Ao contrário das eleições autárquicas que elegem diretamente o órgão executivo, as eleições legislativas elegem o órgão legislativo, isto é, a Assembleia da República.
Ao contrário do que afirmaram alguns partidos, e a comunicação social badalou, as eleições legislativas elegem deputados e não o primeiro-ministro.
É a arrumação de forças na Assembleia da República que determina as possibilidades de formação de governo, podendo este ser composto ou não pela força política mais votada. Há na Europa muitos exemplos que demonstram esta característica das democracias parlamentares.
A Constituição da República consagra a democracia parlamentar não há espaço para tornar ilegítima, mesmo à sombra da tradição pois as circunstâncias políticas são diferentes, qualquer solução parlamentar na formação de governo.
O Presidente da República, mesmo contra a sua vontade, terá que atender ao imperativo constitucional.
A coligação PSD/CDS está confundida e baralhada, os militantes e comentadores, padralhada incluída, que sustentam a tese “arco do poder”, vomitam reacionarices anticomunistas logo antidemocráticas.
Podemos, sem especular, determinar qual a reação de tais “democratas” se a CDU obtivesse maioria relativa na Assembleia da República.
As eleições legislativas demonstraram a condenação da política do Governo PSD/CDS, sucessivamente em confronto com a Constituição, perderam 700 mil votos e a posição maioritária na Assembleia da República.
A necessidade política imediata é travar a política de austeridade prosseguida pela coligação PSD/CDS nos últimos 4 anos.
Perante este quadro parlamentar e atendendo à necessidade urgente de travar esta política o Partido Comunista Português admitiu discutir as questões do programa de Governo, mesmo sabendo que o programa do PS não responde a uma aspiração de rutura.

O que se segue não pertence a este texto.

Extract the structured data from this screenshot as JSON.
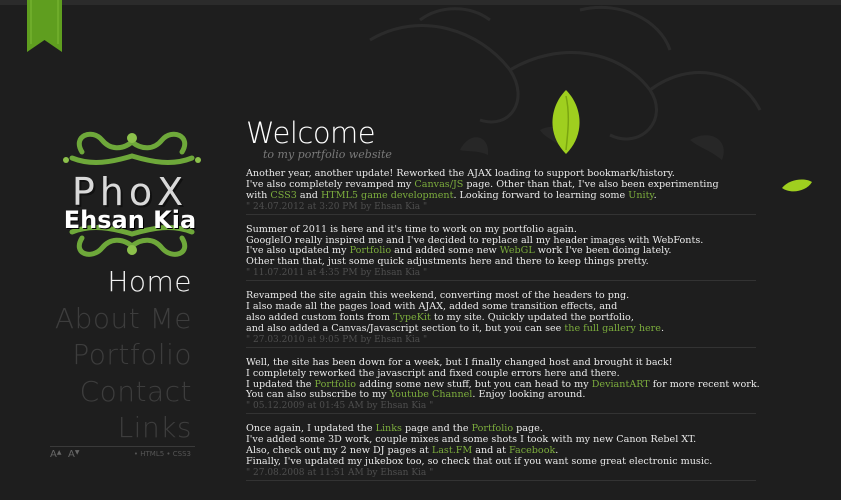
{
  "logo": {
    "line1": "PhoX",
    "line2": "Ehsan Kia"
  },
  "nav": [
    {
      "label": "Home",
      "active": true
    },
    {
      "label": "About Me",
      "active": false
    },
    {
      "label": "Portfolio",
      "active": false
    },
    {
      "label": "Contact",
      "active": false
    },
    {
      "label": "Links",
      "active": false
    }
  ],
  "font_controls": {
    "increase": "A",
    "decrease": "A"
  },
  "standards": "• HTML5 • CSS3",
  "header": {
    "title": "Welcome",
    "subtitle": "to my portfolio website"
  },
  "posts": [
    {
      "lines": [
        [
          {
            "t": "Another year, another update! Reworked the AJAX loading to support bookmark/history."
          }
        ],
        [
          {
            "t": "I've also completely revamped my "
          },
          {
            "t": "Canvas/JS",
            "link": true
          },
          {
            "t": " page. Other than that, I've also been experimenting"
          }
        ],
        [
          {
            "t": "with "
          },
          {
            "t": "CSS3",
            "link": true
          },
          {
            "t": " and "
          },
          {
            "t": "HTML5 game development",
            "link": true
          },
          {
            "t": ". Looking forward to learning some "
          },
          {
            "t": "Unity",
            "link": true
          },
          {
            "t": "."
          }
        ]
      ],
      "meta": "\" 24.07.2012 at 3:20 PM by Ehsan Kia \""
    },
    {
      "lines": [
        [
          {
            "t": "Summer of 2011 is here and it's time to work on my portfolio again."
          }
        ],
        [
          {
            "t": "GoogleIO really inspired me and I've decided to replace all my header images with WebFonts."
          }
        ],
        [
          {
            "t": "I've also updated my "
          },
          {
            "t": "Portfolio",
            "link": true
          },
          {
            "t": " and added some new "
          },
          {
            "t": "WebGL",
            "link": true
          },
          {
            "t": " work I've been doing lately."
          }
        ],
        [
          {
            "t": "Other than that, just some quick adjustments here and there to keep things pretty."
          }
        ]
      ],
      "meta": "\" 11.07.2011 at 4:35 PM by Ehsan Kia \""
    },
    {
      "lines": [
        [
          {
            "t": "Revamped the site again this weekend, converting most of the headers to png."
          }
        ],
        [
          {
            "t": "I also made all the pages load with AJAX, added some transition effects, and"
          }
        ],
        [
          {
            "t": "also added custom fonts from "
          },
          {
            "t": "TypeKit",
            "link": true
          },
          {
            "t": " to my site. Quickly updated the portfolio,"
          }
        ],
        [
          {
            "t": "and also added a Canvas/Javascript section to it, but you can see "
          },
          {
            "t": "the full gallery here",
            "link": true
          },
          {
            "t": "."
          }
        ]
      ],
      "meta": "\" 27.03.2010 at 9:05 PM by Ehsan Kia \""
    },
    {
      "lines": [
        [
          {
            "t": "Well, the site has been down for a week, but I finally changed host and brought it back!"
          }
        ],
        [
          {
            "t": "I completely reworked the javascript and fixed couple errors here and there."
          }
        ],
        [
          {
            "t": "I updated the "
          },
          {
            "t": "Portfolio",
            "link": true
          },
          {
            "t": " adding some new stuff, but you can head to my "
          },
          {
            "t": "DeviantART",
            "link": true
          },
          {
            "t": " for more recent work."
          }
        ],
        [
          {
            "t": "You can also subscribe to my "
          },
          {
            "t": "Youtube Channel",
            "link": true
          },
          {
            "t": ". Enjoy looking around."
          }
        ]
      ],
      "meta": "\" 05.12.2009 at 01:45 AM by Ehsan Kia \""
    },
    {
      "lines": [
        [
          {
            "t": "Once again, I updated the "
          },
          {
            "t": "Links",
            "link": true
          },
          {
            "t": " page and the "
          },
          {
            "t": "Portfolio",
            "link": true
          },
          {
            "t": " page."
          }
        ],
        [
          {
            "t": "I've added some 3D work, couple mixes and some shots I took with my new Canon Rebel XT."
          }
        ],
        [
          {
            "t": "Also, check out my 2 new DJ pages at "
          },
          {
            "t": "Last.FM",
            "link": true
          },
          {
            "t": " and at "
          },
          {
            "t": "Facebook",
            "link": true
          },
          {
            "t": "."
          }
        ],
        [
          {
            "t": "Finally, I've updated my jukebox too, so check that out if you want some great electronic music."
          }
        ]
      ],
      "meta": "\" 27.08.2008 at 11:51 AM by Ehsan Kia \""
    }
  ],
  "colors": {
    "background": "#1e1e1e",
    "accent": "#7cad3d",
    "nav_inactive": "#3d3d3d",
    "leaf": "#9fcf1f"
  }
}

Há riscos associados a esta posição: excessiva imagem de esquerda do PS e ideia de cedência política.
No entanto, as circunstâncias políticas resultantes das eleições permite travar esta política, não permite a rutura. É nesta condição que nos devemos focar.
A posição justa e inteligente do PCP permite defender direitos fundamentais e obriga o Partido Socialista a definir-se. E agora PS?

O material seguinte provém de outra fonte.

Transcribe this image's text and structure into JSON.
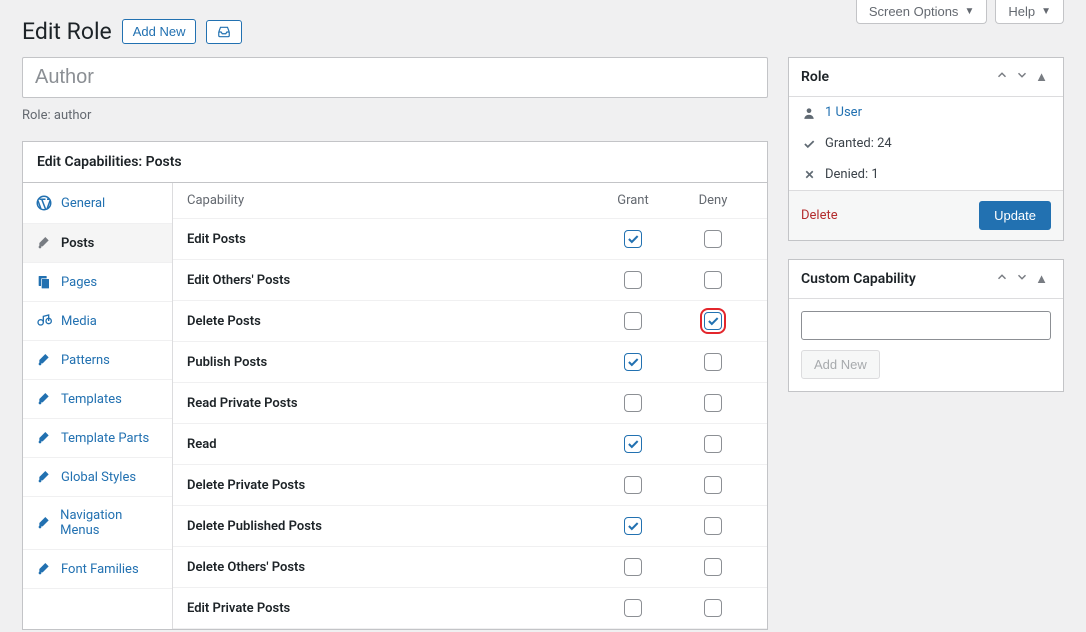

Não estou iludido com o Partido Socialista, conheço a sua prática política, a contínua traição à esquerda e registo as posições anticomunistas de destacados elementos “socialistas”, mas não poderá o PS continuar, aos olhos do povo, a ambiguidade política armado com a falsa tese de sectarismo político do PCP.
Entendo que o PS, fruto das profundas contradições políticas, vive um momento delicado, qualquer opção poderá levar à cisão partidária. O PS parece, hoje, não servir ao capital nem iludir o trabalho. A expressão política do PS poderá ser, no futuro, residual.

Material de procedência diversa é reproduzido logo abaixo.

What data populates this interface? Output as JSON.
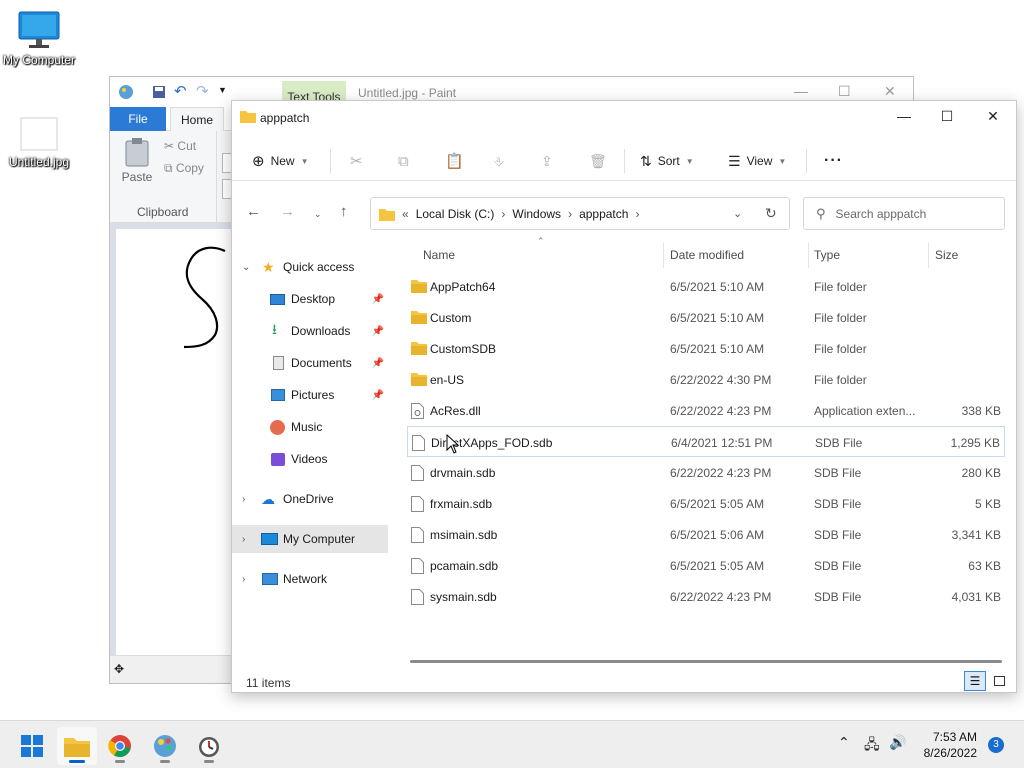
{
  "desktop": {
    "icons": [
      {
        "label": "My Computer"
      },
      {
        "label": "Untitled.jpg"
      }
    ]
  },
  "paint": {
    "context_tab": "Text Tools",
    "title": "Untitled.jpg - Paint",
    "file_tab": "File",
    "home_tab": "Home",
    "paste_label": "Paste",
    "cut_label": "Cut",
    "copy_label": "Copy",
    "clipboard_label": "Clipboard"
  },
  "explorer": {
    "title": "apppatch",
    "toolbar": {
      "new": "New",
      "sort": "Sort",
      "view": "View"
    },
    "address": {
      "crumbs": [
        "Local Disk (C:)",
        "Windows",
        "apppatch"
      ]
    },
    "search_placeholder": "Search apppatch",
    "nav": {
      "quick_access": "Quick access",
      "pinned": [
        "Desktop",
        "Downloads",
        "Documents",
        "Pictures"
      ],
      "unpinned": [
        "Music",
        "Videos"
      ],
      "onedrive": "OneDrive",
      "my_computer": "My Computer",
      "network": "Network"
    },
    "columns": {
      "name": "Name",
      "date": "Date modified",
      "type": "Type",
      "size": "Size"
    },
    "files": [
      {
        "name": "AppPatch64",
        "date": "6/5/2021 5:10 AM",
        "type": "File folder",
        "size": "",
        "kind": "folder"
      },
      {
        "name": "Custom",
        "date": "6/5/2021 5:10 AM",
        "type": "File folder",
        "size": "",
        "kind": "folder"
      },
      {
        "name": "CustomSDB",
        "date": "6/5/2021 5:10 AM",
        "type": "File folder",
        "size": "",
        "kind": "folder"
      },
      {
        "name": "en-US",
        "date": "6/22/2022 4:30 PM",
        "type": "File folder",
        "size": "",
        "kind": "folder"
      },
      {
        "name": "AcRes.dll",
        "date": "6/22/2022 4:23 PM",
        "type": "Application exten...",
        "size": "338 KB",
        "kind": "dll"
      },
      {
        "name": "DirectXApps_FOD.sdb",
        "date": "6/4/2021 12:51 PM",
        "type": "SDB File",
        "size": "1,295 KB",
        "kind": "file"
      },
      {
        "name": "drvmain.sdb",
        "date": "6/22/2022 4:23 PM",
        "type": "SDB File",
        "size": "280 KB",
        "kind": "file"
      },
      {
        "name": "frxmain.sdb",
        "date": "6/5/2021 5:05 AM",
        "type": "SDB File",
        "size": "5 KB",
        "kind": "file"
      },
      {
        "name": "msimain.sdb",
        "date": "6/5/2021 5:06 AM",
        "type": "SDB File",
        "size": "3,341 KB",
        "kind": "file"
      },
      {
        "name": "pcamain.sdb",
        "date": "6/5/2021 5:05 AM",
        "type": "SDB File",
        "size": "63 KB",
        "kind": "file"
      },
      {
        "name": "sysmain.sdb",
        "date": "6/22/2022 4:23 PM",
        "type": "SDB File",
        "size": "4,031 KB",
        "kind": "file"
      }
    ],
    "status": "11 items"
  },
  "taskbar": {
    "time": "7:53 AM",
    "date": "8/26/2022",
    "notifications": "3"
  },
  "colors": {
    "accent": "#0a62c4",
    "folder": "#f5c542",
    "file_tab": "#2b7bd6",
    "context_tab": "#d9ecc5"
  }
}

A possível “pasokização” do PS poderá conduzir à necessidade de “syrização” do BE com as consequências conhecidas: ilusão das massas e fragilização da luta por um modelo económico e social que imponha o progressivo derrube dos alicerces do capitalismo.
No contexto da democracia representativa sustentada no voto, espécie de procuração facilmente traída, entendo a Assembleia da República como um espaço de luta onde é possível obter ganhos a favor dos trabalhadores, não é, contudo, um instrumento de transformação social e económica.
Só a luta de massas poderá determinar a rutura com esta política, só a participação efetiva dos trabalhadores e do povo terá força suficiente para construir um modelo político, social e económico que corresponda às suas aspirações.